Sept lettres écrites par des acteurs et témoins du Débarquement en Normandie ont été mises en voix par de jeunes lycéens de Caen. Un projet vidéo de la Région Normandie pour célébrer le 80e anniversaire du D-Day et de la Bataille de Normandie.

Comment rendre hommage à celles et ceux qui ont vécu les terribles événements du D-Day et de la Bataille de Normandie ? Pour ce 80e anniversaire, la Région Normandie a choisi de faire lire par de jeunes lycéens en option théâtre au lycée Malherbe de Caen, des témoignages de civils et de militaires ayant été plongés dans la tourmente de la Seconde Guerre mondiale.

Sur les conseils du Mémorial de Caen, l’équipe de production s’est penchée sur le passionnant ouvrage de l’historien Jean-Pierre Guéno, Paroles du Jour J, Lettres et carnets du Débarquement (été 1944). L’ouvrage a paru une première fois en 2004 et a été réédité en 2024. Il constitue une véritable mine d’or. Il contient des extraits de lettres, de journaux intimes d’époque et de récits écrits de la main de soldats et civils qui ont eu rendez-vous avec l’Histoire, en Normandie, sur le territoire de l’opération Overlord .

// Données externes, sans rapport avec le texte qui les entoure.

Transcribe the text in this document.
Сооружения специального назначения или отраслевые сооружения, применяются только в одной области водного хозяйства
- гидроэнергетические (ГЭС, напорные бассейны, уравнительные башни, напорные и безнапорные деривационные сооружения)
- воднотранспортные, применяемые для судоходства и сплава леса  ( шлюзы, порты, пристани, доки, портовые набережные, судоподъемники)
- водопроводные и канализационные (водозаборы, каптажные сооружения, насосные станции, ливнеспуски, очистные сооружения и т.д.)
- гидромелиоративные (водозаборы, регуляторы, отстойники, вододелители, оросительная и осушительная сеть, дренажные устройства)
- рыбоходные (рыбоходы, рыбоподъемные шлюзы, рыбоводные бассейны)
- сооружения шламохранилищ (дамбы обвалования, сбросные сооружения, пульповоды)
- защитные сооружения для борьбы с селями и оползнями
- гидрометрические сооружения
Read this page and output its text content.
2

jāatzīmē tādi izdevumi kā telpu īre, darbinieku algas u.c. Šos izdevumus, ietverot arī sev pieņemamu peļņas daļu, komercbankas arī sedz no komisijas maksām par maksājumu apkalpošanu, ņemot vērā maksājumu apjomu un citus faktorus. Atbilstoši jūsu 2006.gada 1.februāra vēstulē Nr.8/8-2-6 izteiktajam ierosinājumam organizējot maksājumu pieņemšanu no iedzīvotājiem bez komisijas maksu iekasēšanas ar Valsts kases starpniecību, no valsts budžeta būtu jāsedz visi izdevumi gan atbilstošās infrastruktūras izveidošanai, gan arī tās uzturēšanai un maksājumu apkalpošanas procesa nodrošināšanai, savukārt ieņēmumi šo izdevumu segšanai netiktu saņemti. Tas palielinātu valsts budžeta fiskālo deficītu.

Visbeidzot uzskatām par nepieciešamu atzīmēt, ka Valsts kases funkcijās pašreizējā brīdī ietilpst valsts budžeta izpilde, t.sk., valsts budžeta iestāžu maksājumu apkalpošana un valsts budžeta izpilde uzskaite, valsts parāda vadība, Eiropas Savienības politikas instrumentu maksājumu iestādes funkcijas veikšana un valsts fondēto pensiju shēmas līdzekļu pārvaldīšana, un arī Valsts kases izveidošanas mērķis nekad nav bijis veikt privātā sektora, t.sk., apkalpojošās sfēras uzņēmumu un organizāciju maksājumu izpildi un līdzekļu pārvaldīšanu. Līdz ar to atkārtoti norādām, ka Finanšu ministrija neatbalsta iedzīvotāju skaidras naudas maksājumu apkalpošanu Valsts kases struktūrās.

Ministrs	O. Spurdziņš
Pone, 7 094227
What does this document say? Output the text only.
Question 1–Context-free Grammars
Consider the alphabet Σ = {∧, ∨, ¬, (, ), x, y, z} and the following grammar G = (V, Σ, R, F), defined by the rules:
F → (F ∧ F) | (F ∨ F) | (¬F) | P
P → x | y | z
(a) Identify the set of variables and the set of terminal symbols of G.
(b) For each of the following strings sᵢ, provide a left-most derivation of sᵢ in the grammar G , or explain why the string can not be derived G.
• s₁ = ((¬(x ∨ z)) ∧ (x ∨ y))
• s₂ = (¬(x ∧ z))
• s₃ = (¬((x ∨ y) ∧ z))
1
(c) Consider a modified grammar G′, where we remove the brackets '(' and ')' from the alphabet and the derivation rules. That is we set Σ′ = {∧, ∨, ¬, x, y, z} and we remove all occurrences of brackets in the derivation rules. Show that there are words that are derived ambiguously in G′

« Ce livre est dédié à tous ceux qui auraient eu vingt ans après la disparition d’Hitler et qui, en nous offrant leur vie, ne profitèrent jamais de la liberté qu’ils rendirent aux enfants et aux petits-enfants de leurs ancêtres et de la vieille Europe »

Jean-Pierre Guéno

Ils sont Allemands, Américains, Anglais, Canadiens, Français. Tous ont été confrontés à cette terrible bataille, l’une des plus grandes de la Seconde Guerre mondiale. Elle a mobilisé quelque 3 millions de soldats ! 
Sept lettres ont été choisies dans cet ouvrage et ont permis de produire cette série de vidéos. Une nouvelle occasion de dire à nos aïeux ainsi qu’à toutes les générations qui ont suivi : « Je me souviens ». 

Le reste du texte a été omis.